I am not an expert in world religions, but many religions focus on 1) pleasing God or the gods through doing the right rituals, 2) making oneself better, perhaps to become more like the gods, or 3) a combination of the two, where I make myself better in order to please God. But the problem with making myself better is that as I get older I see more faults in myself, rather than fewer. This is not to say that I haven’t improved in some ways, but I have a clearer picture of how far I fall short of what a good person would be. And when it comes to pleasing God, unless he is just a narcissist who likes presents, I’m not sure why God would be impressed if I do the right rituals but am a lousy person.

This is where Christianity differs. It does a better job of accounting for the fact that we are flawed people. This fact is woven into its very core. The Bible starts with Adam and Eve screwing up in the garden of Eden, and it culminates in the death and resurrection of Jesus, declaring that the wrong we do has been forgiven. That is, the heart of Christianity is God being fully aware that people do bad things—to each other and against God—and yet God’s response is to reach out with forgiveness, because we are not going to make ourselves good enough on our own.

It is much more comfortable to believe that I can perfect myself or that I just need to learn to accept myself as I am. (I’m so awesome at being selfish!) It is awkward and painful to say that I’m not what I should be and can’t fix it myself. So sometimes I want to believe some other account of the world—not because of any evidence, but simply because I like it better. This is, however, exactly what Christianity says that people will do: run from the truth and towards their preferences. Therefore, the fact that sometimes I simply don’t want Christianity to be true is one of the best pieces of evidence for it.

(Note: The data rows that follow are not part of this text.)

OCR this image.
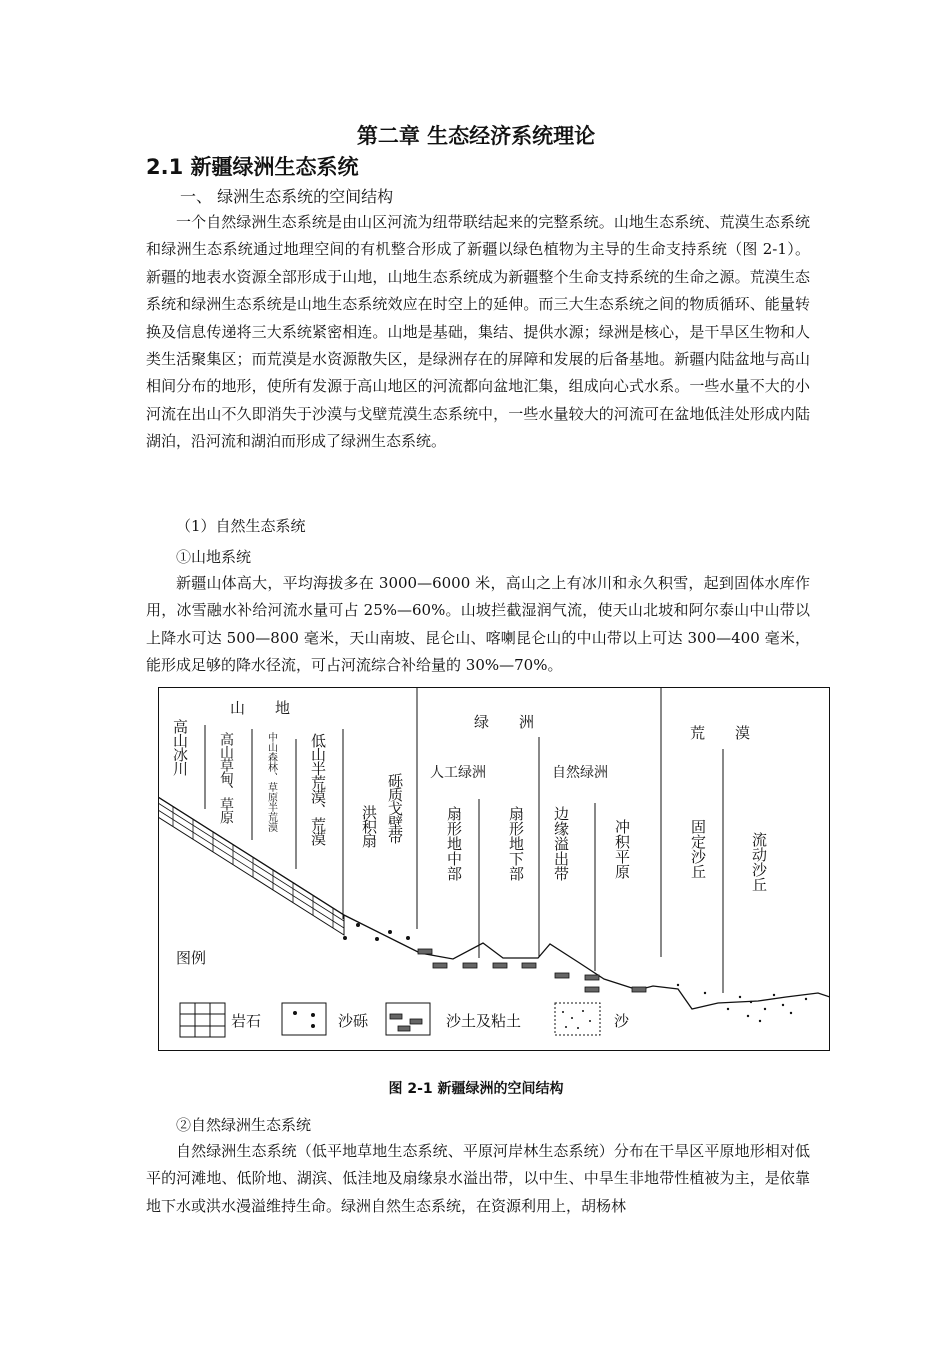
第二章 生态经济系统理论
2.1 新疆绿洲生态系统
一、 绿洲生态系统的空间结构

一个自然绿洲生态系统是由山区河流为纽带联结起来的完整系统。山地生态系统、荒漠生态系统和绿洲生态系统通过地理空间的有机整合形成了新疆以绿色植物为主导的生命支持系统（图 2-1）。新疆的地表水资源全部形成于山地，山地生态系统成为新疆整个生命支持系统的生命之源。荒漠生态系统和绿洲生态系统是山地生态系统效应在时空上的延伸。而三大生态系统之间的物质循环、能量转换及信息传递将三大系统紧密相连。山地是基础，集结、提供水源；绿洲是核心，是干旱区生物和人类生活聚集区；而荒漠是水资源散失区，是绿洲存在的屏障和发展的后备基地。新疆内陆盆地与高山相间分布的地形，使所有发源于高山地区的河流都向盆地汇集，组成向心式水系。一些水量不大的小河流在出山不久即消失于沙漠与戈壁荒漠生态系统中，一些水量较大的河流可在盆地低洼处形成内陆湖泊，沿河流和湖泊而形成了绿洲生态系统。

（1）自然生态系统
①山地系统

新疆山体高大，平均海拔多在 3000—6000 米，高山之上有冰川和永久积雪，起到固体水库作用，冰雪融水补给河流水量可占 25%—60%。山坡拦截湿润气流，使天山北坡和阿尔泰山中山带以上降水可达 500—800 毫米，天山南坡、昆仑山、喀喇昆仑山的中山带以上可达 300—400 毫米，能形成足够的降水径流，可占河流综合补给量的 30%—70%。

山　　地
绿　　洲
荒　　漠
人工绿洲	自然绿洲
高山冰川 高山草甸、草原	中山森林、草原半荒漠 低山半荒漠、荒漠 洪积扇 砾质戈壁带	扇形地中部	扇形地下部 边缘溢出带	冲积平原	固定沙丘	流动沙丘
图例
岩石	沙砾	沙土及粘土	沙
图 2-1 新疆绿洲的空间结构
②自然绿洲生态系统

自然绿洲生态系统（低平地草地生态系统、平原河岸林生态系统）分布在干旱区平原地形相对低平的河滩地、低阶地、湖滨、低洼地及扇缘泉水溢出带，以中生、中旱生非地带性植被为主，是依靠地下水或洪水漫溢维持生命。绿洲自然生态系统，在资源利用上，胡杨林
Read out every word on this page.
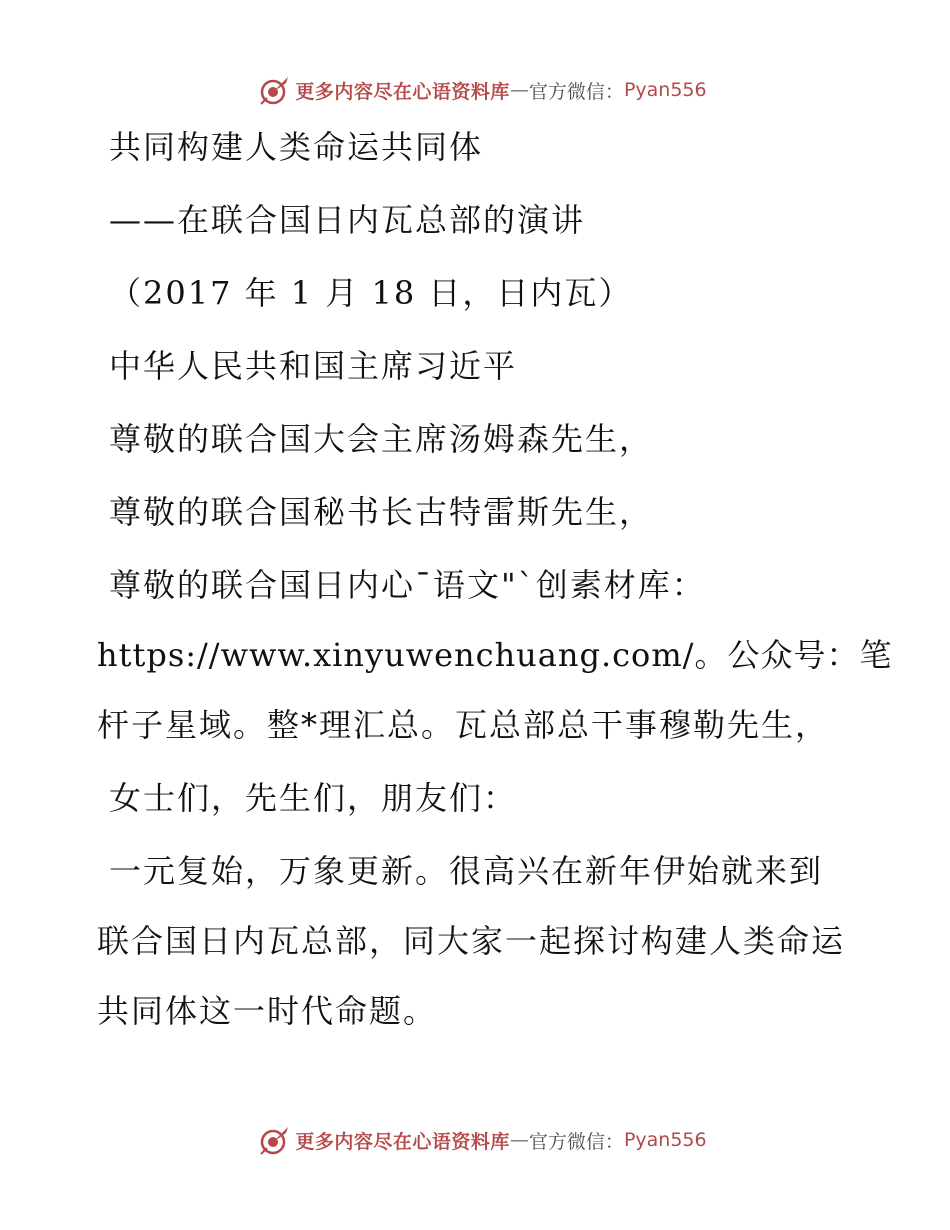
更多内容尽在心语资料库 — 官方微信： Pyan556
共同构建人类命运共同体
——在联合国日内瓦总部的演讲
（2017 年 1 月 18 日，日内瓦）
中华人民共和国主席习近平
尊敬的联合国大会主席汤姆森先生，
尊敬的联合国秘书长古特雷斯先生，
尊敬的联合国日内心¯语文"`创素材库：
https://www.xinyuwenchuang.com/。公众号：笔
杆子星域。整*理汇总。瓦总部总干事穆勒先生，
女士们，先生们，朋友们：
一元复始，万象更新。很高兴在新年伊始就来到
联合国日内瓦总部，同大家一起探讨构建人类命运
共同体这一时代命题。
更多内容尽在心语资料库 — 官方微信： Pyan556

There is so much more that could be said. For instance, this argument has been philosophical, rather than existential, looking at abstract ideas rather than the details of my life and the ways God has worked in it. Existential arguments are important too, and they often have more impact on an individual’s decision to commit to God. That is true of me. Additionally, I have not responded to any objections to the truth of Christianity, though I know that they exist and think they can be responded to. But for what it is, this sketch of a philosophical argument could be summarized like this: Why Christianity? Because it best accounts for the facts we find in the world.